9,053 lines changed per commit on average, indicating heavy AI-assisted batch coding.

Note. The standard GitHub merge/squash workflow can delete feature branches unless “Automatically delete head branches” is turned off. This removes the history of individual commits that we want to analyze. We can set this analysis up as a git action, running against remote repos that retain feature branches — or — as a local node.js script.

How to Measure These Patterns

The most scalable approach uses a dual GitHub Actions: one workflow for ongoing monitoring and another for real-time PR feedback.

Weekly Analysis Workflow runs every Sunday and analyzes feature branches from the last 30 days before they’re merged and squashed. This workflow enumerates all branches except main/master, processes up to 50 commits, and generates detailed metrics including file-by-file analysis to distinguish between test and production code changes.

The workflow automatically creates GitHub issues with concerning patterns and uploads detailed metrics as artifacts for historical tracking.

Real-Time PR Analysis triggers on every pull request and provides immediate feedback on size and scope. This prevents problematic patterns from being merged while they’re still visible and actionable.

Option 2: Local Analysis Script

For teams wanting immediate analysis of their existing local development patterns, a Node.js script can process your local repository directly. This approach is particularly valuable for discovering the gap between your actual development patterns and what’s visible remotely.

The script enumerates all local feature branches, analyzes commits from the last 30 days, and generates detailed metrics including corrected test file detection patterns for various project types.

Available Commercial Solutions

GitClear

The most specialized solution for AI code drift detection. Goes beyond basic git stats to classify code operations including moved, copy/pasted, and duplicated blocks. Their 2025 research shows copy/paste frequency now exceeds code moves for the first time—a clear AI drift indicator. Offers free starter tier.

DX (Developer Experience Platform)

Focuses on broader productivity impacts. Tracks code review velocity and deployment frequency to detect when AI tools create downstream bottlenecks. Strong DORA metrics integration. Best for engineering leaders wanting full lifecycle visibility.

LinearB

Provides engineering intelligence with indirect AI drift detection. Monitors pull request sizes, cycle times, and code review bottlenecks. Good for teams wanting comprehensive metrics that correlate AI adoption with delivery performance.

Recommendations for Teams

Start with awareness: Understand that your current measurement approach may be missing critical signals if you’re only analyzing the main branch.

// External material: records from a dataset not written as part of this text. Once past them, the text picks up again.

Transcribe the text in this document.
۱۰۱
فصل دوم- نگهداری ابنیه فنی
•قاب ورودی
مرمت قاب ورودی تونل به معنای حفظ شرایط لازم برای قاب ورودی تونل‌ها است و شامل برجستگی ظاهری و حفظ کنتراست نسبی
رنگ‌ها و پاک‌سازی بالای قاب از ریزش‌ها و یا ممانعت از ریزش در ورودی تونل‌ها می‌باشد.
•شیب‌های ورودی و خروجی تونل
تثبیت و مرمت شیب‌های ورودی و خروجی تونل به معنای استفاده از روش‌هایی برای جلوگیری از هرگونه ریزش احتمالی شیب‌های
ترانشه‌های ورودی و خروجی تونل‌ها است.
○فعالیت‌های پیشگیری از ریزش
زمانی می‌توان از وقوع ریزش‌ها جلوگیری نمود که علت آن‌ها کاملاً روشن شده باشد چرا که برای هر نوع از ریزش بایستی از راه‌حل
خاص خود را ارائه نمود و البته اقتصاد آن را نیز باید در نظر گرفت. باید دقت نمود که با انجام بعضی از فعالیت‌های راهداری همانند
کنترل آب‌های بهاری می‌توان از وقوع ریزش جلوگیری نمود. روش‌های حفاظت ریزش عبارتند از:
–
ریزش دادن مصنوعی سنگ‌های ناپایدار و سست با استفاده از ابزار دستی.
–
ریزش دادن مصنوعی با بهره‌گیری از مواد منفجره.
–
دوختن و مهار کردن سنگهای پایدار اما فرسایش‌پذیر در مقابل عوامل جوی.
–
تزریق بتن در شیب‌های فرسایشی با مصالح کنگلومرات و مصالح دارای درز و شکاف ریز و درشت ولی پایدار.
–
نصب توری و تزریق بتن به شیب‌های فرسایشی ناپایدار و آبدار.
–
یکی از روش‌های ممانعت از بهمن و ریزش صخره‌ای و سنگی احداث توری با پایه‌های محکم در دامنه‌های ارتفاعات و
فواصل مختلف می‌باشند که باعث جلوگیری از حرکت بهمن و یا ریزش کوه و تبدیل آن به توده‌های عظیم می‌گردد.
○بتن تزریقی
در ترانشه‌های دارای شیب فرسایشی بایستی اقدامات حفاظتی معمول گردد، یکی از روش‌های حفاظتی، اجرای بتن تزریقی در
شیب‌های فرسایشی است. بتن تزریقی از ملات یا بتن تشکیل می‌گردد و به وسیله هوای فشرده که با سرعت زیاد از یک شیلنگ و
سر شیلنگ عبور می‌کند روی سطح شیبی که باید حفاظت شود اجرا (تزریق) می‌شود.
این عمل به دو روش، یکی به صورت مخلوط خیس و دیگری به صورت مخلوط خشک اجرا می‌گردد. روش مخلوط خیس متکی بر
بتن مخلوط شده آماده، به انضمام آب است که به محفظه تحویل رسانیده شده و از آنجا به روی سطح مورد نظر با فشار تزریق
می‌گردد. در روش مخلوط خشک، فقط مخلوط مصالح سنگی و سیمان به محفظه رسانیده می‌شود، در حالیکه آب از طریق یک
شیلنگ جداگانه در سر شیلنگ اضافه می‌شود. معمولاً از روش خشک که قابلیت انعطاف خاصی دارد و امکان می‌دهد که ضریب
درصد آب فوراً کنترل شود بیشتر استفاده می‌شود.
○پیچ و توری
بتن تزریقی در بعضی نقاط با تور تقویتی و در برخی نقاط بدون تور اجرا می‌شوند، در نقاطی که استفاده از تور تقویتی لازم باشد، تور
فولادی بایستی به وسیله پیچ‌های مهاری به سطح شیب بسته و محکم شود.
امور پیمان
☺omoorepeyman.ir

Implement dual tracking: Measure both pre-merge (real development patterns) and post-merge (workflow efficiency) metrics.

Calibrate thresholds: My 46% large commits would be concerning for most teams, but context matters. Establish baselines for your specific development patterns.

Focus on trends: Look for degradation over time rather than absolute numbers. A jump from 10% to 30% large commits deserves investigation.

Conclusion

AI coding tools offer genuine productivity benefits, but they require careful monitoring to prevent drift toward unmaintainable code patterns. The key insight from my analysis is that we can’t manage what we can’t measure accurately.

Teams serious about sustainable AI adoption need measurement strategies that capture actual development behavior, not just the sanitized view that emerges after workflow processing. Whether through enhanced GitHub Actions, commercial tools, or local analysis scripts, the goal is maintaining visibility into the development patterns that determine long-term codebase health.

The choice isn’t between using AI tools or not—it’s between using them thoughtfully with proper measurement, or blindly and discovering the consequences later.

By implementing these measures, I’ve created a baseline and can monitor how my code quality and batch size improve as I get more disciplined about applying a structured Plan-Do-Check-Act approach with AI tools. Future articles will compare these interaction styles using the same metrics framework.